Chiffre d’affaires en hausse sur les paris hippiques
D’autres s’exaltent sur les courses de chevaux. « On va faire plutôt un bon chiffre d’affaires sur les paris cette année, avec un retour au niveau d’avant covid », estime Antoine Maubon, président de l’association des courses du Gard-hippodrome des Courbiers. Trot, galop, plat, obstacle… 82 courses réparties sur dix journées ont été organisées cette année dans cet hippodrome nîmois, voisin de la route de Beaucaire. Pour assister aux journées de course appelées « réunions », il faut verser 5 euros. On est ensuite libre de parier ou pas. Grosso modo, en fonction de la météo, du calendrier, les réunions hippiques nîmoises attirent entre « 500 et 1500 spectateurs ». « On a toute la gamme des parieurs. Ceux qui parient 2 euros pour s’amuser et ceux qui peuvent aller jusqu’à 100 euros sur chaque course », décrit-il. Côté paris, il se joue entre « 10 et 35 000 euros ». Les jours de réunion, on peut miser sur les chevaux qui s’affrontent sur la piste mais aussi sur d’autres courses PMU.

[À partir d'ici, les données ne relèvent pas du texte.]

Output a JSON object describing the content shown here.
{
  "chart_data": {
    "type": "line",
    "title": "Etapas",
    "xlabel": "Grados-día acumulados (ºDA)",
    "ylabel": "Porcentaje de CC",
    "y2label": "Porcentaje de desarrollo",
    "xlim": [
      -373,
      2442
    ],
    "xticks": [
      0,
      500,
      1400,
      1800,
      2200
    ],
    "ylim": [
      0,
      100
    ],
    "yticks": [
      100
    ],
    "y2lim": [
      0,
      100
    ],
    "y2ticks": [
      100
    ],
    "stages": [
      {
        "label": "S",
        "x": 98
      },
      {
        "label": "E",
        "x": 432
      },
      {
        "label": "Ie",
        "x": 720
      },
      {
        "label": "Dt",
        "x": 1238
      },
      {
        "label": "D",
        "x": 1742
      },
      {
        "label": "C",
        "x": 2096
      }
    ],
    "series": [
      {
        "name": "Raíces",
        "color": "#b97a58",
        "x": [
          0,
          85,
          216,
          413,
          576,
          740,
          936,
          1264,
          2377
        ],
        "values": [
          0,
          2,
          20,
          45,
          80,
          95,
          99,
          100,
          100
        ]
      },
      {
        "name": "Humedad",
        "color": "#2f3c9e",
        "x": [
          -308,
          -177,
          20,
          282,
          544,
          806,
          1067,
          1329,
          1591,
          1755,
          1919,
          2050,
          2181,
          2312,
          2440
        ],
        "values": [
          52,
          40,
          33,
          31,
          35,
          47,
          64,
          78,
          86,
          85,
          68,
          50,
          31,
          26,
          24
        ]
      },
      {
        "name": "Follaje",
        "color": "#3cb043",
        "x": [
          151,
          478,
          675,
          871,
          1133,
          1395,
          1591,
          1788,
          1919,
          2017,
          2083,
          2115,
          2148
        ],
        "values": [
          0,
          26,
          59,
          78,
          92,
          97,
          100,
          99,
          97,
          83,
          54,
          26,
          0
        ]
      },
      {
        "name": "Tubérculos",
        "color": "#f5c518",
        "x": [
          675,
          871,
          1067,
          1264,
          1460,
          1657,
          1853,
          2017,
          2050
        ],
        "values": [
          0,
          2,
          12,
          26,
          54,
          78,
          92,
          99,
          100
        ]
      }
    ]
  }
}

« Les sociétés de courses sont des associations loi 1901 à but non lucratif, insiste Antoine Maubon. Les gens ne le savent pas, mais c’est un organisme de pari mutuel et une grande partie de l’argent joué revient à la filière et à l’industrie du cheval, pas à des actionnaires. » Les sénateurs en ont conscience. Le 21 novembre dernier, lorsqu’ils ont examiné le projet de loi de finances de la sécurité sociale, ils ont adopté un amendement pour renforcer la fiscalité des jeux d’argent et de hasard. Mais les paris hippiques, physiques ou en ligne sont exemptés pour « préserver une filière fragile ».
EN CHIFFRES
• Jeux en ligne. 32 592 Gardois font des paris sportifs, 17 914 jouent au poker et 5300 s’adonnent aux paris hippiques, selon des données 2023 de l’ANJ.
• Les jeux d’argent et de hasard sont interdits aux mineurs. Mais plus d’un quart des jeunes de 17 ans indiquent avoir joué à un jeu d’argent de hasard dans l’année et 4% y a joué de façon hebdomadaire selon les données 2022 de l’observatoire français des drogues et toxicomanie. Près d’un joueur de 17 ans sur 10 présente « un score évocateur de jeu problématique ».